Window to make playoffs closing rapidly
Players, coach aware turnaround needed to make up ground
There’s good news and there’s bad news for the Dynamo.
The good? With 12 games remaining in the MLS regular season, the Dynamo will face most of the teams above them in the Western Conference standings.
The bad? The gap between the Dynamo and the final sixth seed has widened as the team struggles through a six-game league winless streak.
The streak could not have come at a worse time, although inconsistent officiating hasn’t helped the Dynamo dig their way out of their hole.
After jumping into the playoff picture early this summer, the Dynamo (7-10-6, 27 points) have slipped in the MLS standings, falling eight points behind the sixthplace team, Real Salt Lake (10-10-5, 35 points) — their opponent Saturday night at BBVA Compass Stadium.
“We need to win,” defender Andrew Wenger said. “We’re outside the playoff picture at the moment, and there’s so many games left. We need all the points we can get.”
The pressure is on
But it isn’t all bad.
Real Salt Lake have faced struggles as well, winning only one of their last five matches. And the 10th-place Dynamo haven’t been starved for goals, sporting a higher scoring differential (plus-5) than half of the teams ahead of them.
“Yes, there’s pressure right now,” Wenger said. “We haven’t won in several, we need to win. Can we deal with that? Absolutely. Will we deal with that? Absolutely.”
Those stakes are intensified at home for coach Wilmer Cabrera.
“It’s a final for us, if we want to qualify for the playoffs we have to win at home,” he said. “It’s going to be really important to be solid to win the three points on Saturday.
“We’ve been having some difficulties that we normally don’t have. Playing at home with 10 men hasn’t been normal for us. When we keep 11 players, we are very competitive. We can win, we can tie, we can lose, yes. But we’re always competitive.”
Those frustrations extend to players who are trying to focus on what they can control.
“As of late we have had some calls that haven’t gone our way, but that’s not an excuse,” forward Romell Quioto said. “We had a difficult streak, but every team goes through that. We are going to try to snap that streak on Saturday.”

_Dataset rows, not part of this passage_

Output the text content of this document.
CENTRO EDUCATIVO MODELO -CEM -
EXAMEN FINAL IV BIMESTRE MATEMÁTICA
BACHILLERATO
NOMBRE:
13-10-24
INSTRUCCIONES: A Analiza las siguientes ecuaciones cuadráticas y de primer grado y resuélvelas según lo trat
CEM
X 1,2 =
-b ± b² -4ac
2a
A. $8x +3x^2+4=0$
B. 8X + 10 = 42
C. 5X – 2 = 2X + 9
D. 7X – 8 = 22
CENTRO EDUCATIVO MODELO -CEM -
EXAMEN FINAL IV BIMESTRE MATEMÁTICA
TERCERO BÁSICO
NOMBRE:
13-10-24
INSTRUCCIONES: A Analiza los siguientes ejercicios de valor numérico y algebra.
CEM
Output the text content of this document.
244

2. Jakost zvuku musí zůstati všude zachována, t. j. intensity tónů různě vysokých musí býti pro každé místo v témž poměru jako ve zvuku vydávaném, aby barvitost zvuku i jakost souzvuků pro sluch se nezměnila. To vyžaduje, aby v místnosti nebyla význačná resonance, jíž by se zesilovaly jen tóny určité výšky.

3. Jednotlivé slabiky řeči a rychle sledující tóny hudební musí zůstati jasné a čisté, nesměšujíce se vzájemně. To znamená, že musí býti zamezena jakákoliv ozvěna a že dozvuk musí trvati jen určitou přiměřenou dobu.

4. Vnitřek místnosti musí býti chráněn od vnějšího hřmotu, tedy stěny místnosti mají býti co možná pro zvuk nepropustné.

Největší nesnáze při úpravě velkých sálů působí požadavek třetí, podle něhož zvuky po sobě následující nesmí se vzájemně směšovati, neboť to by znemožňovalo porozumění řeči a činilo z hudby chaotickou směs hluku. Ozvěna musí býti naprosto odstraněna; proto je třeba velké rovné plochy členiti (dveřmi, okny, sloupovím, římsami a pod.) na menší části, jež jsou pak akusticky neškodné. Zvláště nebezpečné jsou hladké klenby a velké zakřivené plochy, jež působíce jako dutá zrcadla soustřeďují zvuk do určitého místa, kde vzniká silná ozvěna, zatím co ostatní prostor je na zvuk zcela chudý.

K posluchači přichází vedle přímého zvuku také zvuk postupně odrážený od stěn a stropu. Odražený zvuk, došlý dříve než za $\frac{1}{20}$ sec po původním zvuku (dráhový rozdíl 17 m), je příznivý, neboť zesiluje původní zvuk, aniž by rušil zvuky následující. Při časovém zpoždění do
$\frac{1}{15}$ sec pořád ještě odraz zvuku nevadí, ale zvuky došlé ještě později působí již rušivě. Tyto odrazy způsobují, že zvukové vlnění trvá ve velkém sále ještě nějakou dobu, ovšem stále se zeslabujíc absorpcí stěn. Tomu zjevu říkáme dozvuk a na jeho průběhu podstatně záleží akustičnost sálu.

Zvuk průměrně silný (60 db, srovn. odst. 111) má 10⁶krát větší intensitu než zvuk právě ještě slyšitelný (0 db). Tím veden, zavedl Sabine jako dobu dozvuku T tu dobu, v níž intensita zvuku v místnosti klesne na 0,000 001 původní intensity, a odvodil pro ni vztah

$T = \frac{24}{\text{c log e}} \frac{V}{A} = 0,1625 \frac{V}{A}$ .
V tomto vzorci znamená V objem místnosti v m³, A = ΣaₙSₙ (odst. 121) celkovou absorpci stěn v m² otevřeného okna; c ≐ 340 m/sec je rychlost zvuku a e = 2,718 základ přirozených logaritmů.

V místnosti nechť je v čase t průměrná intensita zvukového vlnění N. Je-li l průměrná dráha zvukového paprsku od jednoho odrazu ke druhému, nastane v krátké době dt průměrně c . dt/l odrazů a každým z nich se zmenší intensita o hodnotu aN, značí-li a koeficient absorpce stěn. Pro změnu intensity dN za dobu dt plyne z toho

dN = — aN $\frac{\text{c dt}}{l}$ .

Quioto is not alone in his optimism. Players took to the practice field Thursday joking and laughing as usual. When asked about their window of opportunity closing, they responded with a measured hopefulness.
Machado stays hopeful
“I think the team has been working the same way we did last year, and even better with the new players we added,” defender Adolfo Machado said. “Our mentality has always been the same, which is to be in the playoffs; we know it’s complicated but not impossible. We are still working, we are still hopeful, and we believe we can make it into the playoffs.”
Some players expected the momentum from their recent U.S. Open Cup semifinal win over Los Angeles FC to bolster those chances. But for Wenger, it might take a MLS win to spark a much-needed run.
“It’ll be a lot better once we get that first win and take it one at a time,” he said. “We know it’s within us.”